Plusieurs solutions sont envisagées. Elles ont été évoquées mardi lors d’une rencontre entre la ministre de la Justice, Nicole Belloubet, et les différentes associations. Le Gouvernement a retenu l’option qui est "le plus à même de permettre un débat apaisé", a assuré mercredi le Premier ministre Edouard Philippe dans sa déclaration de politique générale, sans toutefois préciser laquelle.
 
Quelle qu’elle soit, elle entraînera sans doute un bouleversement du Code civil. Car "pour la première fois en droit français", il faudra "dissocier radicalement les fondements biologique et juridique de la filiation d’origine", a souligné le Conseil d’Etat dans un rapport l’an dernier.
 
L’une des options a été proposée en janvier par la mission parlementaire chargée de préparer le débat législatif, présidée par le député LREM Jean-Louis Touraine.
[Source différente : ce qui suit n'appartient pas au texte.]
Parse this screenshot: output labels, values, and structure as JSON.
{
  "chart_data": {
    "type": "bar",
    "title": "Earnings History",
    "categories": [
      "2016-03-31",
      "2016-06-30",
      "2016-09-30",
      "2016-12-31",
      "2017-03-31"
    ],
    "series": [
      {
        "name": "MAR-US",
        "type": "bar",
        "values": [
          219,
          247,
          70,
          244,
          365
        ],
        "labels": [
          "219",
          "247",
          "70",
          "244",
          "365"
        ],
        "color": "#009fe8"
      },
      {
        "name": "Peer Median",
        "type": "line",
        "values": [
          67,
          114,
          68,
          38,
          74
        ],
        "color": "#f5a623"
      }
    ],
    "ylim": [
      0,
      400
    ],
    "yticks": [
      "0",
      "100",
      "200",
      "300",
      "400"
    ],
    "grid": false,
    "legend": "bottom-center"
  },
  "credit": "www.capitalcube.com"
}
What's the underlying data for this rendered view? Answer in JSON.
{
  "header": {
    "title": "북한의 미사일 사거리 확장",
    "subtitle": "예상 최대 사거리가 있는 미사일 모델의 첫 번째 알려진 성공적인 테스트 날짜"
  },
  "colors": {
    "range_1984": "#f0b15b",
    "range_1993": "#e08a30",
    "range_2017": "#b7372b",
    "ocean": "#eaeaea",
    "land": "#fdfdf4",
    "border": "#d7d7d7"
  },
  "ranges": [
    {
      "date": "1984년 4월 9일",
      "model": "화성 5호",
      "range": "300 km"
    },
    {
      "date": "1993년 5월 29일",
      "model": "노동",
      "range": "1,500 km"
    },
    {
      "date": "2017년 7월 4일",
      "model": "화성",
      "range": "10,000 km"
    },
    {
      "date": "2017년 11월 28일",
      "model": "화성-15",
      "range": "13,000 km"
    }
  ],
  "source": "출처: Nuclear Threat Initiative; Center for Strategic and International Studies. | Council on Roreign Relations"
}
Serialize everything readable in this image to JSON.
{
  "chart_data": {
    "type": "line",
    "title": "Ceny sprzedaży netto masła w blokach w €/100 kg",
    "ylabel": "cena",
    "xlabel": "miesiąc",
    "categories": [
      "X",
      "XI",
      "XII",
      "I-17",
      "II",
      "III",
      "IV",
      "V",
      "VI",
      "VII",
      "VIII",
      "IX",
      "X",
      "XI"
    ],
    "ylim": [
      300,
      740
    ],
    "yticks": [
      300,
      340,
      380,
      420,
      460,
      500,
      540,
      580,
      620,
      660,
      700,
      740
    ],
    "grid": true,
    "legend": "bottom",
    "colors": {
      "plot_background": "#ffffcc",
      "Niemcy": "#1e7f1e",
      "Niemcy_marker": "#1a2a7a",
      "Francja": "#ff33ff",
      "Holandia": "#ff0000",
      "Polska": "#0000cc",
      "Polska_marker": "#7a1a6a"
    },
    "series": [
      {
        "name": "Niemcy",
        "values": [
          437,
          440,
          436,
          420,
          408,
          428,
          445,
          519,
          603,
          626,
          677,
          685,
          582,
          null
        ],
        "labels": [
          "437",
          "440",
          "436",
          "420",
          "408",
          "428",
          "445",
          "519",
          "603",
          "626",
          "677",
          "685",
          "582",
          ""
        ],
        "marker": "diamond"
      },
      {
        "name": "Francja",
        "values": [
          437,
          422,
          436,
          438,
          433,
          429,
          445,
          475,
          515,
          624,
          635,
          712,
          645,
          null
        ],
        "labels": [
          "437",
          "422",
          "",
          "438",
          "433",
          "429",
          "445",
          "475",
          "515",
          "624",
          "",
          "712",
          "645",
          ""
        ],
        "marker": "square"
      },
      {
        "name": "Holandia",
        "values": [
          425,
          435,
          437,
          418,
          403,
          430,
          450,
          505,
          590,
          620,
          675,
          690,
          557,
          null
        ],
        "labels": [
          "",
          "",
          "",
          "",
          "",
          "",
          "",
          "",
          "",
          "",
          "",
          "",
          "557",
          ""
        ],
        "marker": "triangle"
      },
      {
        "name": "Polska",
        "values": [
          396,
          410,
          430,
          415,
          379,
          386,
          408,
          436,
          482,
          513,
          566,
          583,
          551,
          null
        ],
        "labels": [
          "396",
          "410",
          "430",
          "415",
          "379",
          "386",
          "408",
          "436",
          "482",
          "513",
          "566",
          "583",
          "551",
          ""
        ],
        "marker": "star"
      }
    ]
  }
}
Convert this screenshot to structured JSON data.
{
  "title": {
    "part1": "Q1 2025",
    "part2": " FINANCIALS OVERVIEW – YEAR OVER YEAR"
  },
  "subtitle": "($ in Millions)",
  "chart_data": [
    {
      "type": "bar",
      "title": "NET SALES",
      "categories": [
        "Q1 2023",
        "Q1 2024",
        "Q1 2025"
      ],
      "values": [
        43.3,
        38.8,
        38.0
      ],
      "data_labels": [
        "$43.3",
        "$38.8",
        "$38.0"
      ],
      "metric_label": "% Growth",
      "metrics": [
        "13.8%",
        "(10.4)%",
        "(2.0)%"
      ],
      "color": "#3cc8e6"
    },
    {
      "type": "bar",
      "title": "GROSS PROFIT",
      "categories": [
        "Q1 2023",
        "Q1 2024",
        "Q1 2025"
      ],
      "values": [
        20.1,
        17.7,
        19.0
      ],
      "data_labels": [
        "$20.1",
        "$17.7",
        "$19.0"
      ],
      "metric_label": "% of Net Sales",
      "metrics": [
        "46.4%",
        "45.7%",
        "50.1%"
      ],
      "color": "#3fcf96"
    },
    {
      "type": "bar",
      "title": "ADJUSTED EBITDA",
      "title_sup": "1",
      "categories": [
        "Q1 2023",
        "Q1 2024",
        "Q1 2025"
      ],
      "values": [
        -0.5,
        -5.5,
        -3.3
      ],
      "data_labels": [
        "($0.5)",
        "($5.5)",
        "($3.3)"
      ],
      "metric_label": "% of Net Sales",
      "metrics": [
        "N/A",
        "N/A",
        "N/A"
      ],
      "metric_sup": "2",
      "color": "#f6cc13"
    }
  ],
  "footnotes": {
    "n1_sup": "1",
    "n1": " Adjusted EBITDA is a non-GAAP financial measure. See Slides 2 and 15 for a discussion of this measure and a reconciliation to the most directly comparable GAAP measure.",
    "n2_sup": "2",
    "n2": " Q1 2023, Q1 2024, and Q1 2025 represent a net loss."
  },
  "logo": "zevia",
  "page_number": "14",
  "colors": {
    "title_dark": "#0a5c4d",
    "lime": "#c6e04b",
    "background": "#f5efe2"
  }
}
Elle consiste à créer un nouveau régime pour les couples bénéficiaires d’une PMA avec donneur, qu’il s’agisse d’hétérosexuels ou d’homosexuelles.
 
Avant la PMA, le couple devrait rédiger devant notaire une "déclaration commune anticipée", à transmettre à l’officier d’état civil au moment de la déclaration de naissance, afin que les deux parents soient reconnus comme tels.
 
"Ce système met à égalité tous les enfants conçus par PMA avec donneur", estime Alexandre Urwicz, président de l’Association des familles homoparentales (ADFH). Mais si cette solution est adoptée, le fait qu’un enfant soit né par PMA sera porté sur son état civil, ce qui n’est pas le cas actuellement. C’est pourquoi d’autres associations y sont opposées.
 
Stigmatisation ?
 
"Le fait qu’un enfant soit né d’un don relève de sa vie privée", fait valoir Nicolas Faget, porte-parole de l’Association des parents et futurs parents gays et lesbiens (APGL), selon laquelle ces enfants seraient alors "stigmatisés". "Parler de stigmatisation est un mensonge éhonté", objecte Alexandre Urwicz. "La mention du don serait uniquement portée sur l’acte intégral d’état civil, que seuls la personne ou ses parents peuvent demander".
 
Reste que cette mesure pourrait être mal vécue par les hétérosexuels bénéficiaires d’une PMA avec don: elle leur ferait "perdre la possibilité de ne pas révéler à leur enfant son mode de conception", de l’aveu même de la mission Touraine.
 
Les associations qui y sont opposées proposent de transposer aux couples de lesbiennes le dispositif actuellement appliqué aux couples hétérosexuels bénéficiaires d’un don. Si les deux femmes sont mariées, l’épouse de la mère biologique bénéficierait d’une "présomption de co-maternité", et si elles ne le sont pas, la compagne reconnaîtrait l’enfant, comme cela se passe aujourd’hui pour les pères.
 
Ce scénario a cependant été critiqué par le Conseil d’Etat. Son argument: ce système est basé sur la "vraisemblance" et reflète "une vérité biologique". En clair, l’homme d’un couple qui a eu recours à un don de sperme pourrait être le père biologique sans que cela semble invraisemblable, ce qui n’est pas le cas pour un couple de femmes. Le Conseil d’Etat a proposé une solution médiane: l’établissement d’une "déclaration commune anticipée" qui, en cas de PMA avec don, serait réservée aux seuls couples de lesbiennes et non aux hétéros.
 
Les associations y sont toutefois opposées au motif que cela différencie les homosexuelles des hétérosexuels. Les adversaires de l’ouverture de la PMA, eux, rejettent en bloc toutes les solutions. "Bricoler une filiation mensongère, en rupture délibérée avec le biologique, n’est pas acceptable dans son principe même", assure à Tugdual Derville, délégué général d’Alliance Vita, association qui s’était déjà opposée au mariage des homosexuels. "L’amputation du père, le fait d’escamoter toute référence masculine pour l’enfant, est une maltraitance originelle", juge-t-il.